Claims in tort or bailment may arise when there is an underlying contract. In these cases, the question of whether the tort claim will be subject to the law and jurisdiction provisions of the underlying contract will depend on the view taken by the court asked to deal with the claim. From an English law perspective, the court may find, for example, that a bailment on terms applies, which could also bind the claimant to the applicable contractual jurisdiction and/or other contractual provisions.
If there is no jurisdiction that is binding in the terms of bailment, either express or implied, again the national and/or international rules will dictate where the claim should be litigated, unless the parties can agree on a forum after the event.
Tort claims often arise when there is no contractual relationship, e.g., where a colliding vessel causes damage to cargo on the carrying ship.

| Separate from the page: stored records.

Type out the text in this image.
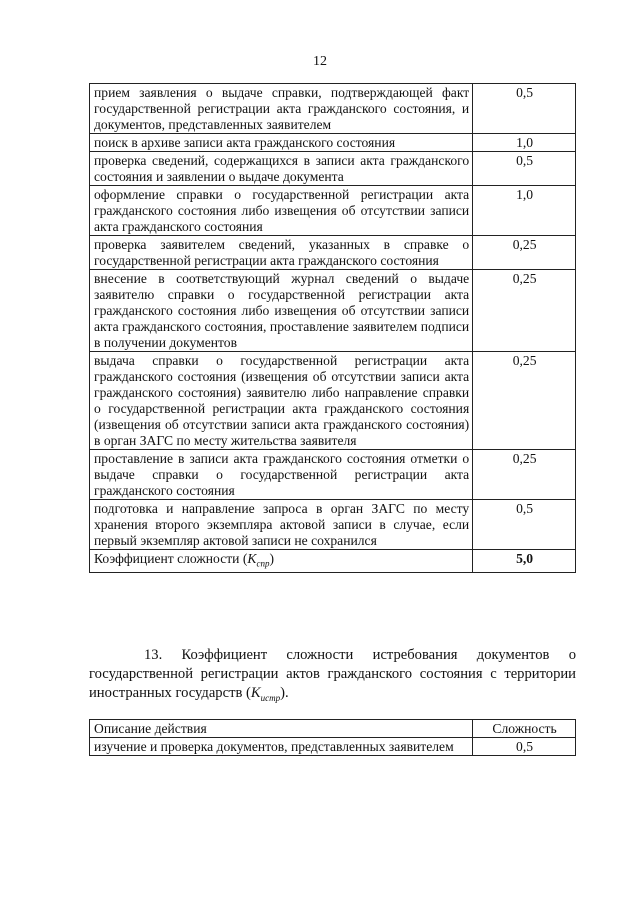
12
прием заявления о выдаче справки, подтверждающей факт государственной регистрации акта гражданского состояния, и документов, представленных заявителем	0,5
поиск в архиве записи акта гражданского состояния	1,0
проверка сведений, содержащихся в записи акта гражданского состояния и заявлении о выдаче документа	0,5
оформление справки о государственной регистрации акта гражданского состояния либо извещения об отсутствии записи акта гражданского состояния	1,0
проверка заявителем сведений, указанных в справке о государственной регистрации акта гражданского состояния	0,25
внесение в соответствующий журнал сведений о выдаче заявителю справки о государственной регистрации акта гражданского состояния либо извещения об отсутствии записи акта гражданского состояния, проставление заявителем подписи в получении документов	0,25
выдача справки о государственной регистрации акта гражданского состояния (извещения об отсутствии записи акта гражданского состояния) заявителю либо направление справки о государственной регистрации акта гражданского состояния (извещения об отсутствии записи акта гражданского состояния) в орган ЗАГС по месту жительства заявителя	0,25
проставление в записи акта гражданского состояния отметки о выдаче справки о государственной регистрации акта гражданского состояния	0,25
подготовка и направление запроса в орган ЗАГС по месту хранения второго экземпляра актовой записи в случае, если первый экземпляр актовой записи не сохранился	0,5
Коэффициент сложности $(K_{спр})$	5,0
13. Коэффициент сложности истребования документов о государственной регистрации актов гражданского состояния с территории иностранных государств $(K_{истр})$.
Описание действия	Сложность
изучение и проверка документов, представленных заявителем	0,5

In those cases, there may well be more freedom to select the most favourable jurisdiction for the claim. It may be possible to sue the carrier in the jurisdiction where the goods were loaded or discharged, or where the incident occurred, if the court in any of those places will accept jurisdiction.
It may also be possible to sue the carrier in the place where the vessel is legally owned or by arresting the vessel to found jurisdiction. Whether or not that is a desirable jurisdiction will depend on the laws of that country and how they impact any defences or limitations the carrier can rely upon, as well as the procedural requirements that come with the particular jurisdiction.
The enforcement strategy needs to be decided before embarking on significant steps to pursue the recovery. Most claims will be secured and enforcement will therefore be directed at the security e.g. the LOU.
If security has not yet been obtained but the claim is still considered viable, it is crucial to sue either in the jurisdiction where the carrier’s assets are located, or to be confident that any award or judgment will be recognised in the country where assets are located or where the ship can be arrested.
Careful jurisdiction selection is perhaps the most complex area to consider in recovery claims. Getting the choice right can make all the difference to the outcome of a claim, notwithstanding the underlying substantive merits.
Suitably experienced legal advice is the key to determining the correct jurisdiction. Where a choice exists, access to expertise in all of the potential jurisdictions together with the ability to critically assess the options will be crucial in selecting the best forum for maximising recoveries.